Ayn Rand at Sainsburys; and other suburban stories

Putting out the rubbish and I hear a slight controlled scream from the street. Looking up the path between the hedges and a girl of about 7 glides edgily past on a pair of inline skates with a look of delight and panic on her face – the most danger and excitement you can have at one and a half miles per hour.

My Conservative voting neighbour – who still has an election leaflet in her window – comes out to inspect her bins on collection day; opens the lid, gives a proprietary glance in and down, with a face that expects disappointment, and an appraising sniff; just to see if standards are being maintained.

In Kingsbury, May means mangoes. Buying a box from a teetering pile on the street and the bloke offers me a plastic bag. “No thanks, I’m trying to give them up.” I find that this line gets a smile and the message across.

Whenever I use the cash point at the local Sainsburys I am haunted by the ghost of a horrible incident from last year. Bit of a queue. An old lady fumbling a bit with her card and the buttons and a very aggressive woman started shouting at her to get a move on or get out of the way. Everyone just looked – the way people do – while the woman looked around for approval because she was obviously doing us all a favour by harassing this inconvenient woman out of our way. So when her eye contact landed on me I told her to leave the old lady alone and have a bit of respect and care for the elderly. Quite reasonable I thought. A volley of abuse ensued. The word W*****r prominent as she stated her firm belief that the future belonged to her. This put the old lady off her stroke even more and she went off shocked and grumbling, despite some encouragement from me to stick her ground and take her time. The upsetting thing about incidents like this is always the way that people just stand and look and allow bullying to take place, even if they disapprove.

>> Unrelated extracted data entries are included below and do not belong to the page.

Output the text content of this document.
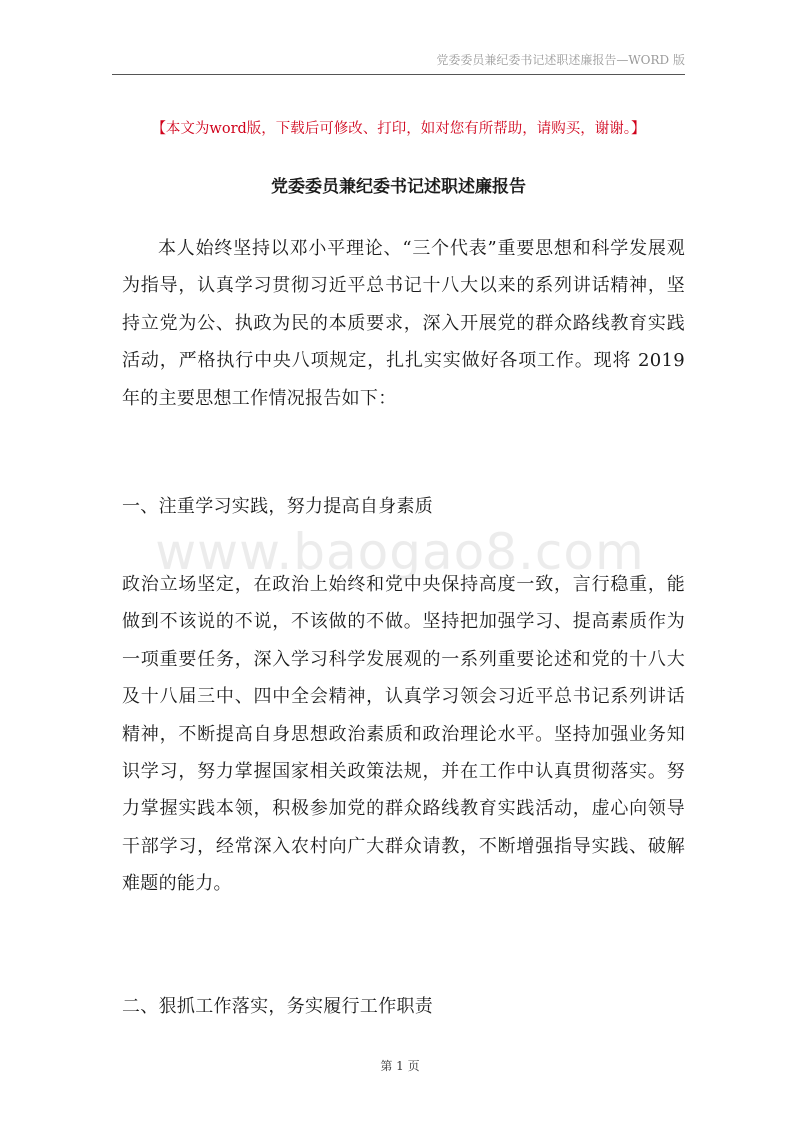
党委委员兼纪委书记述职述廉报告—WORD 版
【本文为word版，下载后可修改、打印，如对您有所帮助，请购买，谢谢。】
党委委员兼纪委书记述职述廉报告

本人始终坚持以邓小平理论、“三个代表”重要思想和科学发展观为指导，认真学习贯彻习近平总书记十八大以来的系列讲话精神，坚持立党为公、执政为民的本质要求，深入开展党的群众路线教育实践活动，严格执行中央八项规定，扎扎实实做好各项工作。现将 2019 年的主要思想工作情况报告如下：

一、注重学习实践，努力提高自身素质

www.baogao8.com

政治立场坚定，在政治上始终和党中央保持高度一致，言行稳重，能做到不该说的不说，不该做的不做。坚持把加强学习、提高素质作为一项重要任务，深入学习科学发展观的一系列重要论述和党的十八大及十八届三中、四中全会精神，认真学习领会习近平总书记系列讲话精神，不断提高自身思想政治素质和政治理论水平。坚持加强业务知识学习，努力掌握国家相关政策法规，并在工作中认真贯彻落实。努力掌握实践本领，积极参加党的群众路线教育实践活动，虚心向领导干部学习，经常深入农村向广大群众请教，不断增强指导实践、破解难题的能力。

二、狠抓工作落实，务实履行工作职责

第 1 页
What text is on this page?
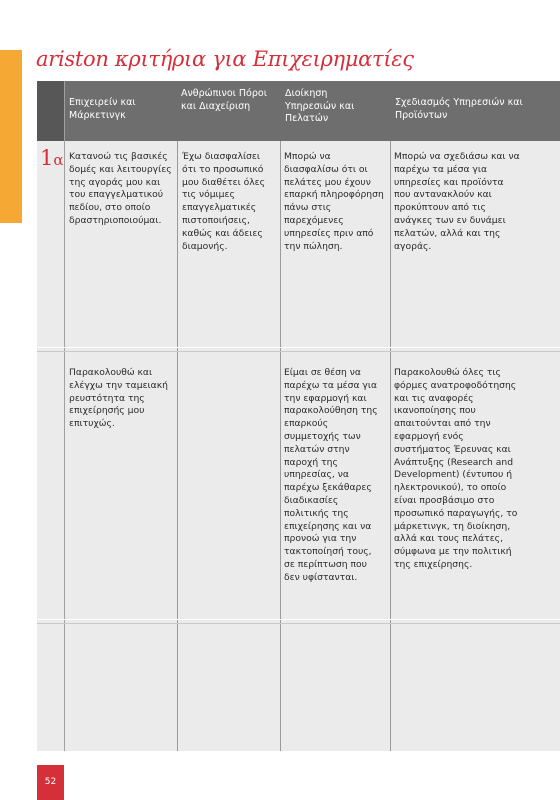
ariston κριτήρια για Επιχειρηματίες
Επιχειρείν και Μάρκετινγκ
Ανθρώπινοι Πόροι και Διαχείριση
Διοίκηση Υπηρεσιών και Πελατών
Σχεδιασμός Υπηρεσιών και Προϊόντων
1α Κατανοώ τις βασικές δομές και λειτουργίες της αγοράς μου και του επαγγελματικού πεδίου, στο οποίο δραστηριοποιούμαι.
Έχω διασφαλίσει ότι το προσωπικό μου διαθέτει όλες τις νόμιμες επαγγελματικές πιστοποιήσεις, καθώς και άδειες διαμονής.
Μπορώ να διασφαλίσω ότι οι πελάτες μου έχουν επαρκή πληροφόρηση πάνω στις παρεχόμενες υπηρεσίες πριν από την πώληση.
Μπορώ να σχεδιάσω και να παρέχω τα μέσα για υπηρεσίες και προϊόντα που αντανακλούν και προκύπτουν από τις ανάγκες των εν δυνάμει πελατών, αλλά και της αγοράς.
Παρακολουθώ και ελέγχω την ταμειακή ρευστότητα της επιχείρησής μου επιτυχώς.
Είμαι σε θέση να παρέχω τα μέσα για την εφαρμογή και παρακολούθηση της επαρκούς συμμετοχής των πελατών στην παροχή της υπηρεσίας, να παρέχω ξεκάθαρες διαδικασίες πολιτικής της επιχείρησης και να προνοώ για την τακτοποίησή τους, σε περίπτωση που δεν υφίστανται.
Παρακολουθώ όλες τις φόρμες ανατροφοδότησης και τις αναφορές ικανοποίησης που απαιτούνται από την εφαρμογή ενός συστήματος Έρευνας και Ανάπτυξης (Research and Development) (έντυπου ή ηλεκτρονικού), το οποίο είναι προσβάσιμο στο προσωπικό παραγωγής, το μάρκετινγκ, τη διοίκηση, αλλά και τους πελάτες, σύμφωνα με την πολιτική της επιχείρησης.
52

At the bus stop opposite the Magistrates Court on Sunday, a small team of young Eastern European men; clean cut, wearing (non matching) neat clothes and shoes, stand and have earnest conversations while carrying enormous black bibles zipped up in leather covers like filofaxes of the latter day saints.

Phrases that gain a little too much in the translation dept. In VBs off Kingsbury Circle – an Asian Cash and Carry that has settled in an old garage, with the feel of a barely refurbished factory where you can buy hundredweights of rice or flour, jaggery in jute sacks, gallons of mango juice, industrial quantities of ghee in huge tins and every spice known to man and then some – and I’m looking for Kashmiri chilies. Time was that my social anxiety was such that I would wander around for hours looking rather than actually ask someone. Its odd that I can stand up in front of quite large meetings full of people I don’t know and make a speech, but asking a worker in a shop if they have some produce has always been a struggle. Reflecting on how daft this is, I take a deep breath and ask the woman stacking bags of lentils if they have Kashmiri chilies. “They are in the bottom,” she says; which sounds a bit painful to me.